For the Quality Assurance department there was a half hour overlap between the day shift and the afternoon shift. That half hour was used each day for a meeting where we would share information about concerns that had arisen during the day, things that needed particular attention, and special tasks that needed to be completed. These were highly worthwhile meetings, enabling the incoming QA people to know what they would face during their shift.
One morning in the Production Meeting we were told that an auto assembly plant was finding damaged engine mounts in our shipments. There were three machines that assembled these engine mounts and they operated for two shifts each day, giving six people as potential culprits. Most everybody in that meeting immediately suspected Sally, a young lady who was the fastest worker of them all. I suspected it was actually Greta, but didn’t say so in the meeting. I just asked for permission to look through the finished parts awaiting shipment.
The transmission mounts were packed in layers in triple walled corrugated cardboard containers fastened on top of wooden pallets, about 500 to a box. I found a container that had been assembled by Sally and asked for it and an empty container to be moved to the QA sorting area. I pulled out, examined and repacked every one of those 500 parts without finding a problem. I went to shipping and receiving and told them the container was ready to go and asked for another container packed by Sally to be brought to the sorting area. All the parts in the second container were also good.
Then I asked for a container packed by Greta. Jackpot! It didn’t take long to find a part where the bracket had been damaged during assembly. I searched the whole container and found two more. Three bad parts out of 500 may not sound like a lot, but the car company didn’t want any and we didn’t want to be sending them any. I reported my findings at the production meeting the next morning and Greta was quietly moved to another operation without as much potential for things to go wrong. People were often moved around like that because of production needs and no one on the factory floor had any idea what had happened.
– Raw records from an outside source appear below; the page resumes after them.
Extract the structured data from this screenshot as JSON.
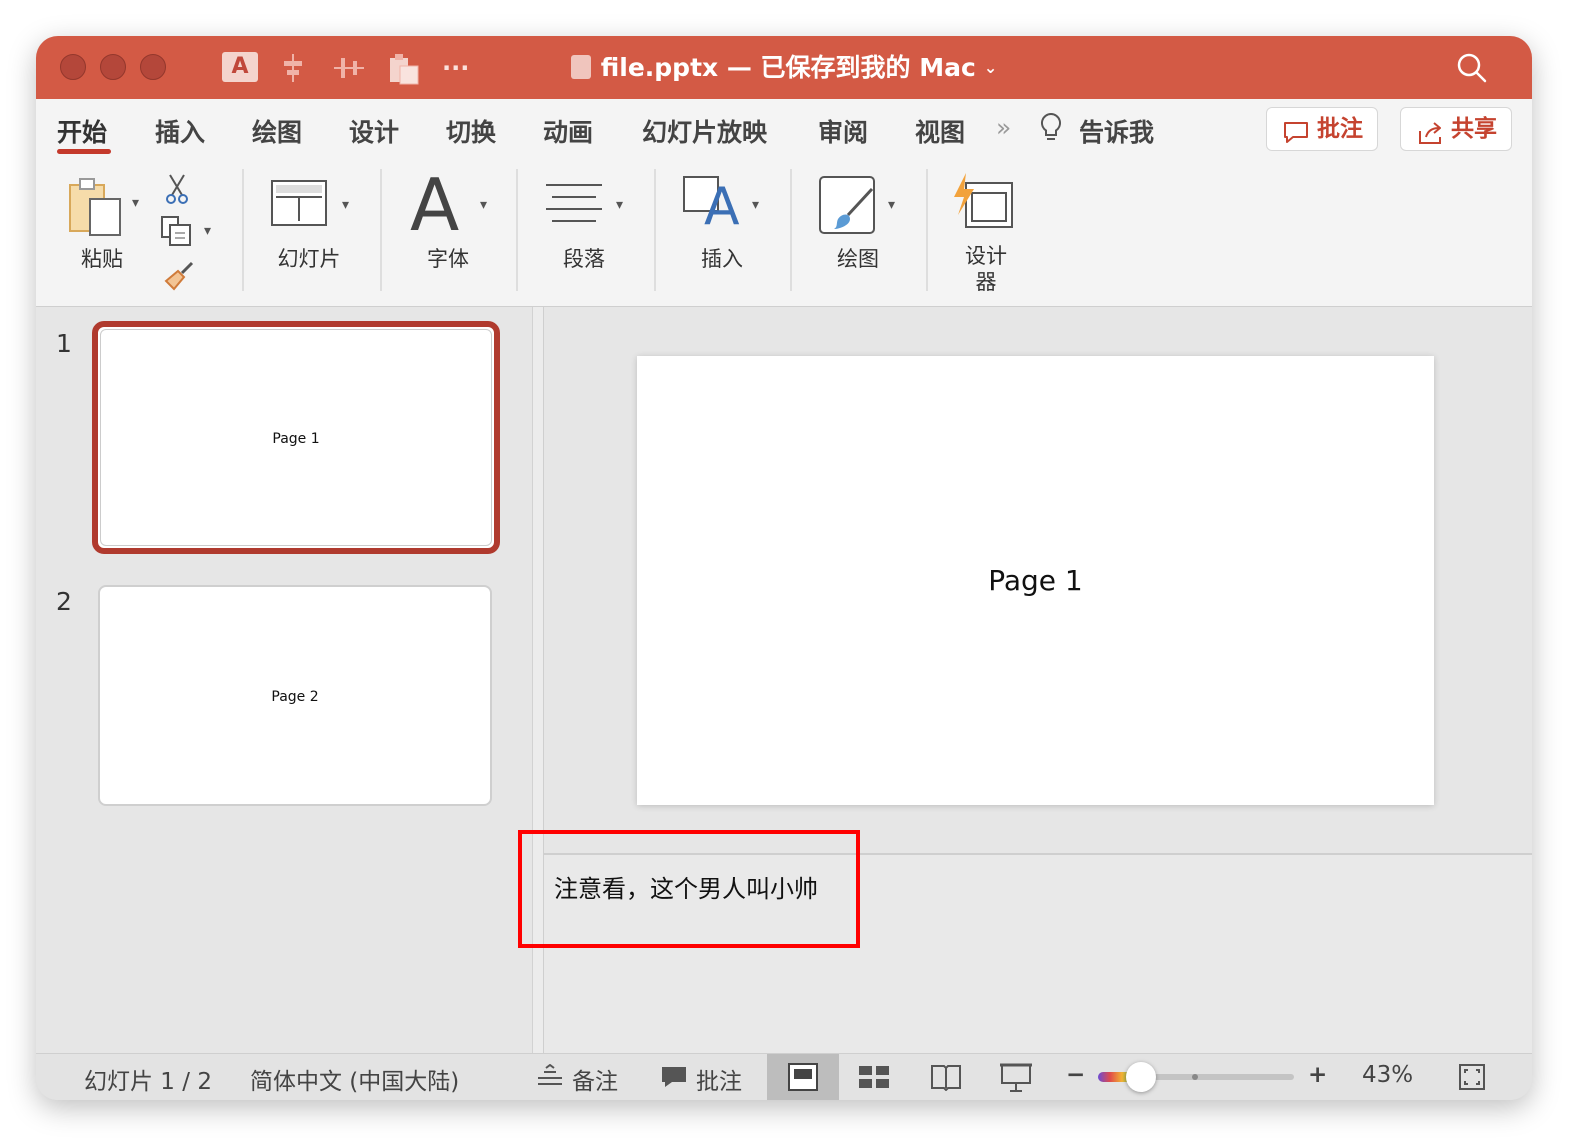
{
  "window": {
    "title": "file.pptx — 已保存到我的 Mac",
    "accent_color": "#d35a45",
    "quick_access": {
      "font_icon_letter": "A",
      "more": "···"
    }
  },
  "tabs": [
    {
      "label": "开始",
      "active": true
    },
    {
      "label": "插入"
    },
    {
      "label": "绘图"
    },
    {
      "label": "设计"
    },
    {
      "label": "切换"
    },
    {
      "label": "动画"
    },
    {
      "label": "幻灯片放映"
    },
    {
      "label": "审阅"
    },
    {
      "label": "视图"
    }
  ],
  "tabs_overflow": "»",
  "tell_me": "告诉我",
  "header_buttons": {
    "comments": "批注",
    "share": "共享"
  },
  "ribbon": {
    "paste": "粘贴",
    "slides": "幻灯片",
    "font": "字体",
    "font_glyph": "A",
    "paragraph": "段落",
    "insert": "插入",
    "insert_glyph": "A",
    "draw": "绘图",
    "designer_line1": "设计",
    "designer_line2": "器"
  },
  "thumbnails": [
    {
      "number": "1",
      "text": "Page 1",
      "selected": true
    },
    {
      "number": "2",
      "text": "Page 2",
      "selected": false
    }
  ],
  "slide": {
    "text": "Page 1"
  },
  "notes": {
    "text": "注意看，这个男人叫小帅"
  },
  "status_bar": {
    "slide_counter": "幻灯片 1 / 2",
    "language": "简体中文 (中国大陆)",
    "notes": "备注",
    "comments": "批注",
    "zoom_out": "−",
    "zoom_in": "+",
    "zoom_percent": "43%"
  },
  "highlight_color": "#ff0000"
}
And Sally’s reputation with plant management went up a notch. I probably spent more time on the factory floor than most of the others in the management meeting and had more opportunity to observe workers on the job. Hence my hunch that Sally was just super alert and super organized, and that Greta was trying far too hard to match Sally’s output. There was no point trying to argue my opinion with the managers, but the evidence that I brought to the second meeting led to a decision that resolved the problem.
We recently observed something similar in a hospital. A patient, a relative of mine, had been brought in for one health problem and the nurse on duty had no information about a second health condition. He tried to tell her something wasn’t right, but she could not see any problem. That finally led to an emergency intervention the next day when the doctor made his rounds.
Communication is vitally important: in health care; in industry; in congregations; in any group endeavour. A lack of communications can lead to problems being overlooked, efforts being duplicated, the wrong thing being done and then needing correction. Communication is a time saver, not a time waster.